When we finally pulled up at the palace it was night. We had travelled so far that any plan I had of running back to Rolan had long since left my mind. Infact they all left after three hours of nothing but forests and plains. My situation was hopeless; I would never get back.
For the whole ride the king did nothing but talk. He spoke of his other daughters, of all his conquests as well as the prosperity of the kingdom, the events that had already been planned; it was all driving me mad. I didn't care about this kingdom. Someone could have come and burnt this whole bloody place to the ground in one night and I would only cry for the people who would lose their lives or homes. This place was dead to me. Did he expect that after being away for all my life I would be able to come back and feel some kind of connection?!
"Step this way Princess." One of the coachmen said as he helped me down. I grudgingly mumbled my gratitude.
"Now first we'll take you to see your sisters."
"Oh yes they must be so thrilled, they've been waiting so long you know." The queen added with enthusiasm. I cringed at the whole thing. I didn't want to be here yet they were treating me as if I was just as happy as they were.
When I entered I was fairly disappointed. I figured that even though didn't want to be there there would still be something. A flashback maybe . . .anything that would confirm that I had been here before but there was nothing. It felt as if I had never set foot in here a day in my life. It would have been a big deal to me but then I remembered the king saying that I went missing around two years old so my mind probably just had it stored somewhere. That was all I could tell myself to prevent myself from crying. This wasn't my home and I didn't want to pretend it was.

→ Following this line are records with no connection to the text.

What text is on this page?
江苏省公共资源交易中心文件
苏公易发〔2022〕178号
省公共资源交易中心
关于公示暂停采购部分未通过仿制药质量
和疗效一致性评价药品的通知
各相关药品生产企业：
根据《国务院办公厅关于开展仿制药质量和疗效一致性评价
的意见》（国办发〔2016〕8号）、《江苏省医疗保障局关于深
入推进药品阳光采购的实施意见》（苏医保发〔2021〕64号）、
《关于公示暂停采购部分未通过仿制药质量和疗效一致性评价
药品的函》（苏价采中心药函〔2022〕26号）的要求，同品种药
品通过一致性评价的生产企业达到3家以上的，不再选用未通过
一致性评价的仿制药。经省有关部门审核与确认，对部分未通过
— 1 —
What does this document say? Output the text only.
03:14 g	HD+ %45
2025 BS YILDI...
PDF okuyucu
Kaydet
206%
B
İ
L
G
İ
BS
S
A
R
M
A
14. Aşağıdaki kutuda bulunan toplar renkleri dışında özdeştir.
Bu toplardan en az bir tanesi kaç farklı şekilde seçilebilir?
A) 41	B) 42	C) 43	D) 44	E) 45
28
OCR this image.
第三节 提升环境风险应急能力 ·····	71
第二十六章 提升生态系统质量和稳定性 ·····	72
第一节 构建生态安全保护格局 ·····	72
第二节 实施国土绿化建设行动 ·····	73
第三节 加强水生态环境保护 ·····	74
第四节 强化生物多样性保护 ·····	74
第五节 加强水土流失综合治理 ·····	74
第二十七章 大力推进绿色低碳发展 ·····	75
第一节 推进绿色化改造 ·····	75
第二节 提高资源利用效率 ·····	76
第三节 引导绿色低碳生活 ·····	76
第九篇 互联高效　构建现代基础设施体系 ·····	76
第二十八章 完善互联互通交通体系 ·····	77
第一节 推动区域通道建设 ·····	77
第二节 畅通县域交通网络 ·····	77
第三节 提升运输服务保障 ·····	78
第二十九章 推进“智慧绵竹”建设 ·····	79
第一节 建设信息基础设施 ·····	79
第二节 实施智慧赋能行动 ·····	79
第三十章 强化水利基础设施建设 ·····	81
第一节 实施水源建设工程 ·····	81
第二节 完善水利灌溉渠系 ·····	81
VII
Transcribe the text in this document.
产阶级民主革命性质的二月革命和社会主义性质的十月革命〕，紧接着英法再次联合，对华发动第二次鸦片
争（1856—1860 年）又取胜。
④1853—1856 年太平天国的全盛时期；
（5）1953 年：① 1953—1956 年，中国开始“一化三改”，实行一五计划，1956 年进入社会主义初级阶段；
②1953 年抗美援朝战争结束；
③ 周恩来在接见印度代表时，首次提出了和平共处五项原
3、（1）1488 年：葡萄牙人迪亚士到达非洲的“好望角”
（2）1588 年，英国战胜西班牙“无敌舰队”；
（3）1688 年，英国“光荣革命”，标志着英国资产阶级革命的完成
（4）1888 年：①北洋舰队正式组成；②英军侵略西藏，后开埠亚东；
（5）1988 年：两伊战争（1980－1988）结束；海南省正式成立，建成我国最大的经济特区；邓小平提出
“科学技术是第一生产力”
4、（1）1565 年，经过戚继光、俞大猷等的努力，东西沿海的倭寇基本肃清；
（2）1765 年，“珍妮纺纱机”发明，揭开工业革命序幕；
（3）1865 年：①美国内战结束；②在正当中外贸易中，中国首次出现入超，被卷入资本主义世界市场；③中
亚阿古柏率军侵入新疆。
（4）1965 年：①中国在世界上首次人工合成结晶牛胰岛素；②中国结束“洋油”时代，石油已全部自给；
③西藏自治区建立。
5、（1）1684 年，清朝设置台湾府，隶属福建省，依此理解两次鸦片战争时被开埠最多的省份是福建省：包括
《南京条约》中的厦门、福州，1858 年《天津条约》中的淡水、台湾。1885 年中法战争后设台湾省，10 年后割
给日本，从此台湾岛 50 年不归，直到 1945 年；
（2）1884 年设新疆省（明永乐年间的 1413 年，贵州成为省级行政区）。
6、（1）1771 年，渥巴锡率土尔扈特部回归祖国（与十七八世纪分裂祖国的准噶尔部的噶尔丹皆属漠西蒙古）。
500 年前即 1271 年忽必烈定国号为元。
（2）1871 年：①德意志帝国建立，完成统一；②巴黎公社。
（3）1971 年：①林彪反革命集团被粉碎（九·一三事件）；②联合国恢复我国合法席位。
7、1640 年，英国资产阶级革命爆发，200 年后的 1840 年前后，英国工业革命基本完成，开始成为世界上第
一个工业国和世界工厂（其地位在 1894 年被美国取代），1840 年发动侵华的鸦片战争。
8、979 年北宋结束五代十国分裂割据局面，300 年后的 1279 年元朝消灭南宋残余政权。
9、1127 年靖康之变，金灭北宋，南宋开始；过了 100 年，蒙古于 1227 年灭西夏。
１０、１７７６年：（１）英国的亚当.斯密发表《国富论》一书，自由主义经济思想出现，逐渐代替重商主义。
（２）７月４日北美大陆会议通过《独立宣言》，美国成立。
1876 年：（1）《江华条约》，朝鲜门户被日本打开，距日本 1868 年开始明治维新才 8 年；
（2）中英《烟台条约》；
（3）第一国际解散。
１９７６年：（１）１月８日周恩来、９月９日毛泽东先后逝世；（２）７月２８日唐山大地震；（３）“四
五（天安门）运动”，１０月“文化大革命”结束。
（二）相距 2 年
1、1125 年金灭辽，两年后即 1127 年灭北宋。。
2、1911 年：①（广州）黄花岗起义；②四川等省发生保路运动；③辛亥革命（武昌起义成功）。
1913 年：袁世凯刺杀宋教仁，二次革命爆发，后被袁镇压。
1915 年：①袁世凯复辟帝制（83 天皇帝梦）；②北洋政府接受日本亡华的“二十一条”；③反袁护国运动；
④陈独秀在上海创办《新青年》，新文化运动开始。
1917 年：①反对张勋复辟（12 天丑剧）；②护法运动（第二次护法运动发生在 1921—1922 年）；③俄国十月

Each hallway that we went down filled me with more and more sorrow. They were cold and uninviting. Nothing in them reminded me of my past and the pictures that hung meant nothing to me. I was led to a room that I assumed was a bedroom.
"This is where you used to stay, we left it the same as the day you disappeared." The queen said gently. After hearing that I threw the door open. I had an image in my mind and I had to see if they matched. Not surprizingly they didn't. The bed was in the wrong place and turned the wrong way. I couldn't remember the wall being pink . . .I . . .didn't like curtains . . .I think . . .so I shouldn't have had any . . .All the dolls looked too scary to be anything I used to play with and the vague image of a purple stuffed dog that sat on my bed was replaced by some pink unicorn. I looked down. This couldn't have been mine. For some reason I was actually disappointed. I guess apart of me wanted to believe that actually came from somewhere . . .
"You may not remember it because we had changed it four days before you disappeared and you didn't really like the changed very much so you slept in our room." The queen explained after taking in my expression. "We had to get rid of your stuffed dog because it got old and we thought pink would suited you better but I guess not huh?"
"Yeah . . ." I said, taking it all in. So this really was my home afterall.
"Come , you sisters are waiting for you in the royal throne room." The king said as he began walking out of the room. I followed behind, now intrigued by whatever else I could discover. There was no where in my memory that could remember me having sisters but then again there were a lot of things that I didn't remember. I wondered what they were like. Were they as shy as me or was always the odd one out? Did we even used to get along. . .?
I was taken down a hallway and across a platform that led to a large door. It was opened and inside I saw four girls seated. Only two had hair as blond as mine and as far as I could tell I was the only one with eyes as deep in blue as mine were. I guess there was some resemblance . . .sort of . . .
"Girls, you may not remember but this is your sister-- I believe Sidonna should remember her, you were about six right."
"Yes father." The one sitting in the highest chair said.
"Kiara these are you're sisters, please reintroduce yourselves." The four stood.
I raised my hand to wave shyly when the sudden sharp voice of Dara shouting that those gestures were inappropriate popped into my mind. My hand lowered immediately, almost as if I expected to be slapped. Instead I raised both sides of my dress and curtsied. They did the same. I stood straight and waited for someone to speak because 'it is the dishonour of a princess to speak before spoken to' according to Carlisle. Though I hated to admit it they had gotten into my head and had shaped my behaviour.